His second wife's 1912 book The Voice of One Crying was "arranged in cycles by T. K. C. i.e. Thomas Kelly Cheyne".

==Publications==
===Books===
In his lifetime Cheyne published over a dozen volumes.
- The Relations Between Civilized and Uncivilized Races: A Prize Essay Read in the Theatre, Oxford was perhaps his first publication in 1864.
- Encyclopaedia Biblica, co-edited with J. Sutherland Black in 1903, revised 1907, is still widely cited.
- The Reconciliation of Races and Religions may have been his last publication, August 1914, by A. and C. Black, and has been reprinted as late as 2004 (as ISBN 1-4142-1939-3,)

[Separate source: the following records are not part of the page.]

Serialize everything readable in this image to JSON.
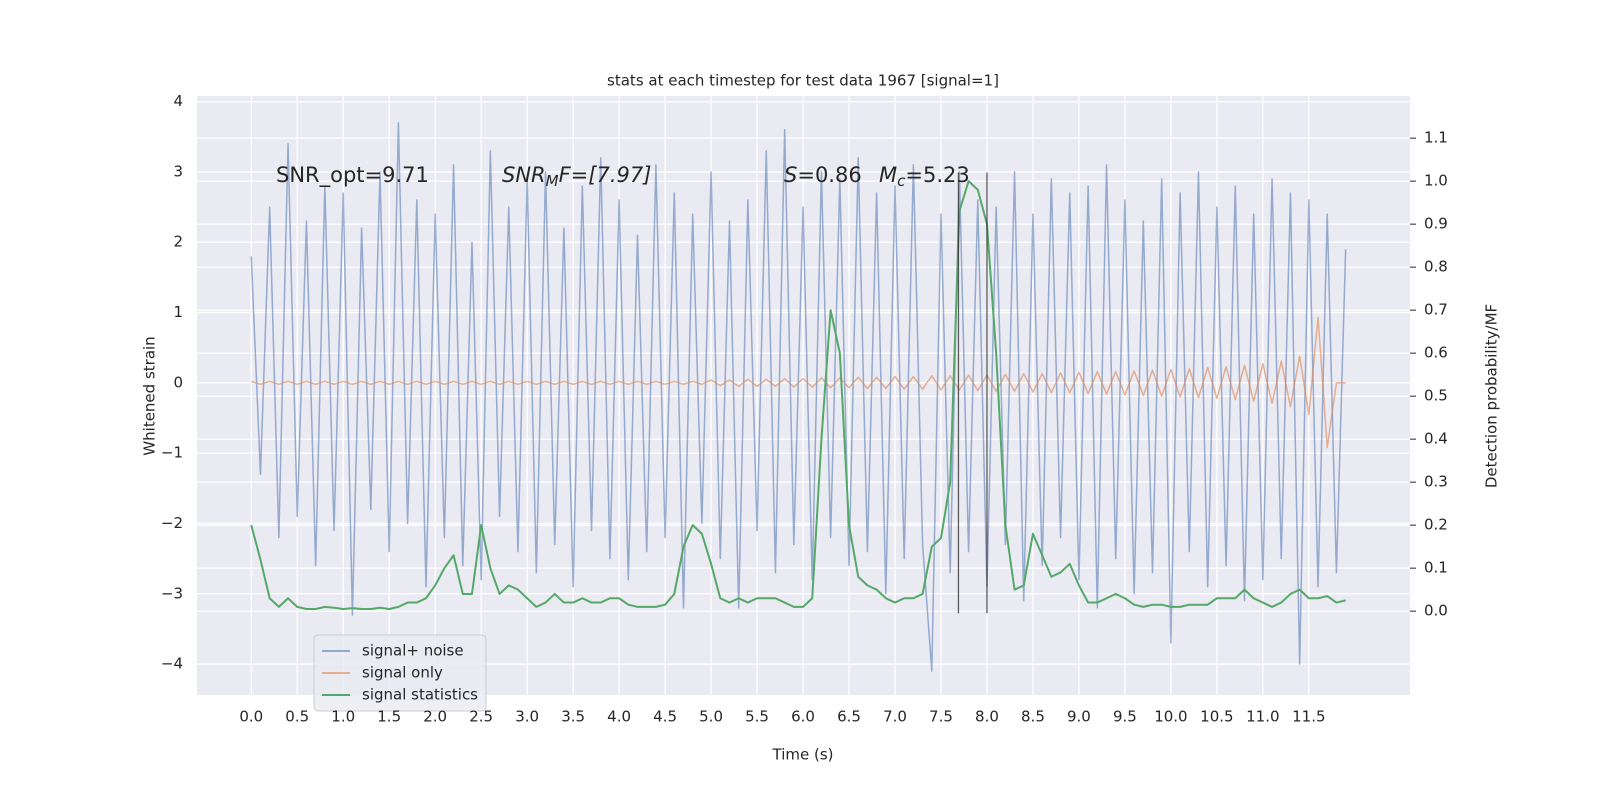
{
  "chart_data": {
    "type": "line",
    "title": "stats at each timestep for test data 1967 [signal=1]",
    "xlabel": "Time (s)",
    "ylabel": "Whitened strain",
    "y2label": "Detection probability/MF",
    "annotations": {
      "snr_opt": "SNR_opt=9.71",
      "snr_mf": [
        "SNR",
        "M",
        "F=[7.97]"
      ],
      "s": [
        "S",
        "=0.86"
      ],
      "mc": [
        "M",
        "c",
        "=5.23"
      ]
    },
    "vlines": [
      7.69,
      8.0
    ],
    "xlim": [
      -0.59,
      12.6
    ],
    "ylim": [
      -4.44,
      4.08
    ],
    "y2lim": [
      -0.195,
      1.198
    ],
    "xticks": [
      {
        "value": 0,
        "label": "0.0"
      },
      {
        "value": 0.5,
        "label": "0.5"
      },
      {
        "value": 1,
        "label": "1.0"
      },
      {
        "value": 1.5,
        "label": "1.5"
      },
      {
        "value": 2,
        "label": "2.0"
      },
      {
        "value": 2.5,
        "label": "2.5"
      },
      {
        "value": 3,
        "label": "3.0"
      },
      {
        "value": 3.5,
        "label": "3.5"
      },
      {
        "value": 4,
        "label": "4.0"
      },
      {
        "value": 4.5,
        "label": "4.5"
      },
      {
        "value": 5,
        "label": "5.0"
      },
      {
        "value": 5.5,
        "label": "5.5"
      },
      {
        "value": 6,
        "label": "6.0"
      },
      {
        "value": 6.5,
        "label": "6.5"
      },
      {
        "value": 7,
        "label": "7.0"
      },
      {
        "value": 7.5,
        "label": "7.5"
      },
      {
        "value": 8,
        "label": "8.0"
      },
      {
        "value": 8.5,
        "label": "8.5"
      },
      {
        "value": 9,
        "label": "9.0"
      },
      {
        "value": 9.5,
        "label": "9.5"
      },
      {
        "value": 10,
        "label": "10.0"
      },
      {
        "value": 10.5,
        "label": "10.5"
      },
      {
        "value": 11,
        "label": "11.0"
      },
      {
        "value": 11.5,
        "label": "11.5"
      }
    ],
    "yticks": [
      {
        "value": -4,
        "label": "−4"
      },
      {
        "value": -3,
        "label": "−3"
      },
      {
        "value": -2,
        "label": "−2"
      },
      {
        "value": -1,
        "label": "−1"
      },
      0,
      1,
      2,
      3,
      4
    ],
    "y2ticks": [
      {
        "value": 0,
        "label": "0.0"
      },
      {
        "value": 0.1,
        "label": "0.1"
      },
      {
        "value": 0.2,
        "label": "0.2"
      },
      {
        "value": 0.3,
        "label": "0.3"
      },
      {
        "value": 0.4,
        "label": "0.4"
      },
      {
        "value": 0.5,
        "label": "0.5"
      },
      {
        "value": 0.6,
        "label": "0.6"
      },
      {
        "value": 0.7,
        "label": "0.7"
      },
      {
        "value": 0.8,
        "label": "0.8"
      },
      {
        "value": 0.9,
        "label": "0.9"
      },
      {
        "value": 1,
        "label": "1.0"
      },
      {
        "value": 1.1,
        "label": "1.1"
      }
    ],
    "grid": true,
    "legend": "lower left",
    "x": [
      0.0,
      0.1,
      0.2,
      0.3,
      0.4,
      0.5,
      0.6,
      0.7,
      0.8,
      0.9,
      1.0,
      1.1,
      1.2,
      1.3,
      1.4,
      1.5,
      1.6,
      1.7,
      1.8,
      1.9,
      2.0,
      2.1,
      2.2,
      2.3,
      2.4,
      2.5,
      2.6,
      2.7,
      2.8,
      2.9,
      3.0,
      3.1,
      3.2,
      3.3,
      3.4,
      3.5,
      3.6,
      3.7,
      3.8,
      3.9,
      4.0,
      4.1,
      4.2,
      4.3,
      4.4,
      4.5,
      4.6,
      4.7,
      4.8,
      4.9,
      5.0,
      5.1,
      5.2,
      5.3,
      5.4,
      5.5,
      5.6,
      5.7,
      5.8,
      5.9,
      6.0,
      6.1,
      6.2,
      6.3,
      6.4,
      6.5,
      6.6,
      6.7,
      6.8,
      6.9,
      7.0,
      7.1,
      7.2,
      7.3,
      7.4,
      7.5,
      7.6,
      7.7,
      7.8,
      7.9,
      8.0,
      8.1,
      8.2,
      8.3,
      8.4,
      8.5,
      8.6,
      8.7,
      8.8,
      8.9,
      9.0,
      9.1,
      9.2,
      9.3,
      9.4,
      9.5,
      9.6,
      9.7,
      9.8,
      9.9,
      10.0,
      10.1,
      10.2,
      10.3,
      10.4,
      10.5,
      10.6,
      10.7,
      10.8,
      10.9,
      11.0,
      11.1,
      11.2,
      11.3,
      11.4,
      11.5,
      11.6,
      11.7,
      11.8,
      11.9
    ],
    "series": [
      {
        "name": "signal+ noise",
        "color": "#4c72b0",
        "alpha": 0.55,
        "values": [
          1.8,
          -1.3,
          2.5,
          -2.2,
          3.4,
          -1.9,
          2.3,
          -2.6,
          2.8,
          -2.1,
          2.7,
          -3.3,
          2.2,
          -1.8,
          3.0,
          -2.4,
          3.7,
          -2.0,
          2.6,
          -2.9,
          2.4,
          -2.2,
          3.1,
          -2.6,
          2.0,
          -2.8,
          3.3,
          -1.9,
          2.5,
          -2.4,
          2.9,
          -2.7,
          3.0,
          -2.3,
          2.2,
          -2.9,
          2.8,
          -2.1,
          3.2,
          -2.5,
          2.6,
          -2.8,
          2.1,
          -2.4,
          3.1,
          -2.2,
          2.7,
          -3.2,
          2.4,
          -2.0,
          3.0,
          -2.5,
          2.3,
          -3.2,
          2.6,
          -2.1,
          3.3,
          -2.7,
          3.6,
          -2.3,
          2.5,
          -2.8,
          3.0,
          -2.2,
          2.9,
          -2.6,
          3.2,
          -2.4,
          2.7,
          -3.0,
          2.8,
          -2.5,
          3.1,
          -2.3,
          -4.1,
          2.4,
          -2.7,
          3.0,
          -2.4,
          2.6,
          -2.9,
          2.5,
          -2.3,
          3.0,
          -3.1,
          2.4,
          -2.6,
          2.9,
          -2.2,
          2.7,
          -2.8,
          2.8,
          -3.2,
          3.1,
          -2.5,
          2.6,
          -3.0,
          2.3,
          -2.7,
          2.9,
          -3.7,
          2.7,
          -2.4,
          3.0,
          -2.9,
          2.5,
          -2.6,
          2.8,
          -3.1,
          2.4,
          -2.8,
          2.9,
          -2.5,
          2.7,
          -4.0,
          2.6,
          -2.9,
          2.4,
          -2.7,
          1.9
        ]
      },
      {
        "name": "signal only",
        "color": "#dd8452",
        "alpha": 0.6,
        "values": [
          0.02,
          -0.02,
          0.02,
          -0.02,
          0.02,
          -0.02,
          0.02,
          -0.02,
          0.02,
          -0.02,
          0.02,
          -0.02,
          0.02,
          -0.02,
          0.02,
          -0.02,
          0.02,
          -0.02,
          0.02,
          -0.02,
          0.02,
          -0.02,
          0.02,
          -0.02,
          0.02,
          -0.02,
          0.02,
          -0.02,
          0.02,
          -0.02,
          0.02,
          -0.02,
          0.02,
          -0.02,
          0.02,
          -0.02,
          0.02,
          -0.02,
          0.02,
          -0.02,
          0.02,
          -0.02,
          0.02,
          -0.02,
          0.02,
          -0.02,
          0.02,
          -0.02,
          0.02,
          -0.02,
          0.04,
          -0.04,
          0.04,
          -0.05,
          0.05,
          -0.05,
          0.05,
          -0.05,
          0.06,
          -0.06,
          0.06,
          -0.06,
          0.07,
          -0.07,
          0.07,
          -0.07,
          0.08,
          -0.08,
          0.08,
          -0.08,
          0.09,
          -0.09,
          0.09,
          -0.09,
          0.1,
          -0.1,
          0.1,
          -0.1,
          0.11,
          -0.11,
          0.11,
          -0.12,
          0.12,
          -0.12,
          0.13,
          -0.13,
          0.13,
          -0.14,
          0.14,
          -0.14,
          0.15,
          -0.15,
          0.16,
          -0.16,
          0.16,
          -0.17,
          0.17,
          -0.18,
          0.18,
          -0.19,
          0.19,
          -0.2,
          0.2,
          -0.21,
          0.22,
          -0.22,
          0.23,
          -0.24,
          0.25,
          -0.26,
          0.27,
          -0.29,
          0.31,
          -0.34,
          0.38,
          -0.45,
          0.93,
          -0.92,
          0,
          0
        ]
      },
      {
        "name": "signal statistics",
        "color": "#55a868",
        "axis": "y2",
        "values": [
          0.2,
          0.12,
          0.03,
          0.01,
          0.03,
          0.01,
          0.005,
          0.005,
          0.01,
          0.008,
          0.005,
          0.007,
          0.005,
          0.005,
          0.008,
          0.005,
          0.01,
          0.02,
          0.02,
          0.03,
          0.06,
          0.1,
          0.13,
          0.04,
          0.04,
          0.2,
          0.1,
          0.04,
          0.06,
          0.05,
          0.03,
          0.01,
          0.02,
          0.04,
          0.02,
          0.02,
          0.03,
          0.02,
          0.02,
          0.03,
          0.03,
          0.015,
          0.01,
          0.01,
          0.01,
          0.015,
          0.04,
          0.15,
          0.2,
          0.18,
          0.11,
          0.03,
          0.02,
          0.03,
          0.02,
          0.03,
          0.03,
          0.03,
          0.02,
          0.01,
          0.01,
          0.03,
          0.4,
          0.7,
          0.6,
          0.2,
          0.08,
          0.06,
          0.05,
          0.03,
          0.02,
          0.03,
          0.03,
          0.04,
          0.15,
          0.17,
          0.3,
          0.93,
          1.0,
          0.98,
          0.9,
          0.6,
          0.2,
          0.05,
          0.06,
          0.18,
          0.13,
          0.08,
          0.09,
          0.11,
          0.06,
          0.02,
          0.02,
          0.03,
          0.04,
          0.03,
          0.015,
          0.01,
          0.015,
          0.015,
          0.01,
          0.01,
          0.015,
          0.015,
          0.015,
          0.03,
          0.03,
          0.03,
          0.05,
          0.03,
          0.02,
          0.01,
          0.02,
          0.04,
          0.05,
          0.03,
          0.03,
          0.035,
          0.02,
          0.025
        ]
      }
    ]
  }
}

- Founders of Old Testament Criticism: Biographical, Descriptive, and Critical Studies - Wipf and Stock 9781592443789
- Job and Solomon: Or the Wisdom of the Old Testament - Wipf and Stock 9781597521512
- The Mines of Isaiah Re-explored - Wipf and Stock 9781597521550
- Introduction to the Book of Isaiah - Wipf and Stock 9781592449095
- The Origin and Religious Contents of The Psalter: In the Light of Old Testament Criticism and the History of Religions - Wipf and Stock 9781606082577
- Aids to the Devout Study of Criticism: Part I: The David Narrative, Part II: The Book of Psalms - Wipf and Stock 9781606085004
- Traditions & Beliefs of Ancient Israel (1907) - Various reprints

===Articles===
Several articles in the Encyclopædia Britannica, 9th edition (1875–89) and 10th edition (1902-03), including on Circumcision, Deluge and Hittites.